当時から現在に至るまで、イランは彼の主要な焦点であり続けており、安定化と新たな外交関係という言説を軸に地域的な同盟関係が形成され始めていた。
しかし、オバマ政権は、特にその2期目には、再び地域戦争を起こすことには明らかに関心がなかった。オバマが政権を去るとすぐに、ネタニヤフ首相は以前のマーケティング戦略に戻った。
ネタニヤフ首相があらゆるマーケティング手法を前面に押し出したのは、トランプ大統領の1期目の時だった。彼は比較広告として知られるものを利用し、敵の「製品」を「野蛮」「暗黒時代」などの基本的な用語で誹謗中傷する一方で、自分のものは「文明」「啓蒙」「進歩」を象徴するものとして宣伝した。
彼はまた、FUD(恐怖、不確実性、疑念)マーケティング手法にも多大な投資を行っていた。これは、他者に関する否定的または誤解を招くような情報を広める一方で、自身の製品がはるかに優れた代替品であると宣伝することを伴うものだった。
これが “解決策のフレーミング “である。例えば、イスラエルが直面しているいわゆる「存亡の危機」は、”新しい中東 “の確立によって解決できるとされている。この新しい現実を実現するためには、アメリカはイスラエルだけでなく、”文明世界 “を救うために行動を起こさなければならないと彼は主張する。

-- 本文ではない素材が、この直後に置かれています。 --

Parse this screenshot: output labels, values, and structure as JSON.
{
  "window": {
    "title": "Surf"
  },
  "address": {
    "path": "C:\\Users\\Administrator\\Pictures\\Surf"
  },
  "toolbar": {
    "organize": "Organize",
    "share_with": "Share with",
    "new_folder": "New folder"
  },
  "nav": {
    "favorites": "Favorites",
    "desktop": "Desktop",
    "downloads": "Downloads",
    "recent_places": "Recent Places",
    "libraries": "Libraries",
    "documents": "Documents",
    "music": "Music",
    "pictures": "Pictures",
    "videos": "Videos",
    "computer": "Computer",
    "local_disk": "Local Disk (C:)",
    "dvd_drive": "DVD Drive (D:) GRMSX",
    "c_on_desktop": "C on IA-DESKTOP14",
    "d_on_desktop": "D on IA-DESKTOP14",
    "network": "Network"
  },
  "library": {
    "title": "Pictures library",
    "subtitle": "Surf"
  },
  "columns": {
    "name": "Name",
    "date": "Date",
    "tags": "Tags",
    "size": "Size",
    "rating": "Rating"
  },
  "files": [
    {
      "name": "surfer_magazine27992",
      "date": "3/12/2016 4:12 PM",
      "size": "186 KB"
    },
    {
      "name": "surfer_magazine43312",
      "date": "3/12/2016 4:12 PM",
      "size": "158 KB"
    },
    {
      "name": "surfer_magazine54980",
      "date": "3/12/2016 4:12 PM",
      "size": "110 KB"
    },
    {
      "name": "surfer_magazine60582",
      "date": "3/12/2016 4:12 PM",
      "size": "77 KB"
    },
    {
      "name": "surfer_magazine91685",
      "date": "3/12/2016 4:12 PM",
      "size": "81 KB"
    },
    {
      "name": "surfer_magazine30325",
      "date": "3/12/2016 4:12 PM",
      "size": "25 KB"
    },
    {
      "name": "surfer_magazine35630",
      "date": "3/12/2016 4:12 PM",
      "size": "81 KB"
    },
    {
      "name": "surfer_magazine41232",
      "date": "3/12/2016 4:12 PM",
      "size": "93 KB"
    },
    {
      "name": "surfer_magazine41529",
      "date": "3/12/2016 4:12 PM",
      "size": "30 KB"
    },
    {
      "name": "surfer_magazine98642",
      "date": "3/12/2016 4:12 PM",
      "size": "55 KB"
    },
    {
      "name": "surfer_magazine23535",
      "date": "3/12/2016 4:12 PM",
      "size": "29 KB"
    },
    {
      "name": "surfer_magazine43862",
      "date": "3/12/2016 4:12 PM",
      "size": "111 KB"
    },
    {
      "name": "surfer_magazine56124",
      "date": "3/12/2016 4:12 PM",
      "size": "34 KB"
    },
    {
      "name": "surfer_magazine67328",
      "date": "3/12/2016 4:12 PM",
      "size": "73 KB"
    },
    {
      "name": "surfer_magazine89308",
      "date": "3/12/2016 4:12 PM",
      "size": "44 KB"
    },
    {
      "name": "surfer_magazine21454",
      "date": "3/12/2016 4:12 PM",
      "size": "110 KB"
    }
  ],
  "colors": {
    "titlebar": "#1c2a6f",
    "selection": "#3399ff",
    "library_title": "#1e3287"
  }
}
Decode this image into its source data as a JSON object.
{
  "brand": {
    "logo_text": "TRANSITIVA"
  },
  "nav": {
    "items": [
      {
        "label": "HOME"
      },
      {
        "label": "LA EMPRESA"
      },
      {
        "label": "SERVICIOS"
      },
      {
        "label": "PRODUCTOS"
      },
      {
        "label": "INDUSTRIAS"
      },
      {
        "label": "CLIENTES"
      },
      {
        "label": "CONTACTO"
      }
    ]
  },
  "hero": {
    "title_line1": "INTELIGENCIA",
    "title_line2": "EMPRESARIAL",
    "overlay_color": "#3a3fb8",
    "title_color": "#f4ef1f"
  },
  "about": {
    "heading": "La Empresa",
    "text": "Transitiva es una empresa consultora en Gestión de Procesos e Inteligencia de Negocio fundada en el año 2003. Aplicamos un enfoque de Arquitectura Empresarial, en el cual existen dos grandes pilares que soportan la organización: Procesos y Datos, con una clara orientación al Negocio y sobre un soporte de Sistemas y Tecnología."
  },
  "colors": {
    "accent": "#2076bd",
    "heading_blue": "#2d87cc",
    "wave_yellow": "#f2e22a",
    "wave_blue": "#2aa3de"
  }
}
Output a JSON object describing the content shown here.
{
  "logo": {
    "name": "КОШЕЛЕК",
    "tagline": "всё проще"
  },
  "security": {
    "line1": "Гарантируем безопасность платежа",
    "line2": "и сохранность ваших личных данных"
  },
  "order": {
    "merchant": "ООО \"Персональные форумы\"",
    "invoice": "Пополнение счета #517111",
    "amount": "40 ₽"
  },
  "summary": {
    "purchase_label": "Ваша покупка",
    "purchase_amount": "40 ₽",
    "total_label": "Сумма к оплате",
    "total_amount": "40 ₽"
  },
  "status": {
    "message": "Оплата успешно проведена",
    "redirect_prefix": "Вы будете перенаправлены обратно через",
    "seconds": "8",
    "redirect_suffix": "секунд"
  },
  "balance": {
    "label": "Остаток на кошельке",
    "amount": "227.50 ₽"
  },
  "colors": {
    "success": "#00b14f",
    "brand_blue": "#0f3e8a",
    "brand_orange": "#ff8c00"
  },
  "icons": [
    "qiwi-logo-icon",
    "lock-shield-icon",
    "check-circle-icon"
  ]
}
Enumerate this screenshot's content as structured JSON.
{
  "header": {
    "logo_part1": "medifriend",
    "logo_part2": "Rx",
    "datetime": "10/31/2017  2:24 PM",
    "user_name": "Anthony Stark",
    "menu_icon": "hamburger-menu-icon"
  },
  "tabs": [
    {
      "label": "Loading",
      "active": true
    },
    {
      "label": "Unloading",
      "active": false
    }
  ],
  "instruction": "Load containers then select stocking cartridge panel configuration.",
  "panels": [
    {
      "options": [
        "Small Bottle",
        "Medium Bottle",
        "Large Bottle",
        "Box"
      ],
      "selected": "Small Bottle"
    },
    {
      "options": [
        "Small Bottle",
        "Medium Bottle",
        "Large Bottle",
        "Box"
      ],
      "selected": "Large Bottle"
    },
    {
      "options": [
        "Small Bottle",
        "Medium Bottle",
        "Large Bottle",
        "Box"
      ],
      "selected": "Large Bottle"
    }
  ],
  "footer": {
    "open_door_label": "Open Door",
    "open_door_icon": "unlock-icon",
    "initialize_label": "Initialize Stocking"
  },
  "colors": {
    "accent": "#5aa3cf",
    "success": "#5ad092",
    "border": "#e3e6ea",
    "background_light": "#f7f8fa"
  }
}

ネタニヤフ首相の言う「新しい中東」は、彼の独自の枠組みではないことに注意しなければならない。この考え方は、カーネギー国際平和財団が2004年3月に発表した論文にまで遡ることができる。米国のイラク戦争と侵攻に続いて発表されたもので、米国の地政学的ニーズに合った形でこの地域を再構築しようとする、米国をはじめとする西側の知識人たちの知的陶酔の一例であった。
カーネギーの論文は、中東の定義を従来の中東と北アフリカにとどまらず、コーカサスと中央アジアにまで拡大しようとした。
アメリカの政治家たちはこの新しい概念を採用し、当時のアメリカの利益に合うように調整した。2006年6月にライス国務長官が発表した “新しい中東 “という造語によって、”より大きな “から “新しい “に大々的に生まれ変わった。
巧みなブランディングだけでは不十分だ
ラムジー・バロウド博士
ネタニヤフ首相はこの言葉を受け入れてはいたが、近年は即興で使っていた。イスラエルの指導者は、それを遠い目標として語るのではなく、それを現実のものにするプロセスに積極的に取り組んでいると宣言した。「私たちは中東の顔を変えようとしている。われわれは世界の顔を変えつつある」と2021年6月に勝利宣言した。
2023年10月7日の出来事と、それに続くイスラエルによるガザへの戦争と攻撃の後でも、ネタニヤフ首相がこの言葉を使うのをやめることはなかった。しかし今回、彼が強調した「変化」は、将来の可能性と積極的な現実との間で入れ替わった。「私たちは中東を変えようとしているのだ」と。
そしてまた2024年9月、彼はイスラエルが “中東の戦略的現実を変える “という目的で、”ヒズボラの指導者を暗殺する 計画を 追求する “と宣言した。そしてまた、10月、12月、今年の1月にも、である。どの例でも、彼は「中東の変化」を爆弾とロケット弾で文脈づけており、それ以外の何ものでもなかった。
5月には、イスラエルによるイエメンへの大規模な空爆と同時に、イスラエルの「使命」は「ハマスの打倒」を超え、「中東の顔を変える」ことにまで及ぶと宣言した。そしてついに6月16日、彼はイランとの戦争に同じ言葉を割り当て、今度は彼の構想する新たな中東に「顔」という言葉を加えるという新たな微調整にこだわった。
もちろん、古いブランド戦術はさておき、ネタニヤフ首相の中東は、かつてのアメリカの「大中東」と同様、イスラエルが地域のヘゲモニーの役割を果たし、資源豊富な地域を支配することを目的とした夢物語にすぎない。とはいえ、過去2年間の出来事は、中東は確かに変わりつつあるが、その変化がイスラエルのせいで起こっているわけではないことを実証している。その結果、イスラエルが望むような結果にはならない可能性が高い。
したがって、ネタニヤフ首相は壊れたレコードのように古い植民地時代のスローガンを繰り返し続けるかもしれないが、真の変革は、この地域の人々とその多くの有能な政治家たちによってのみ起こるだろう。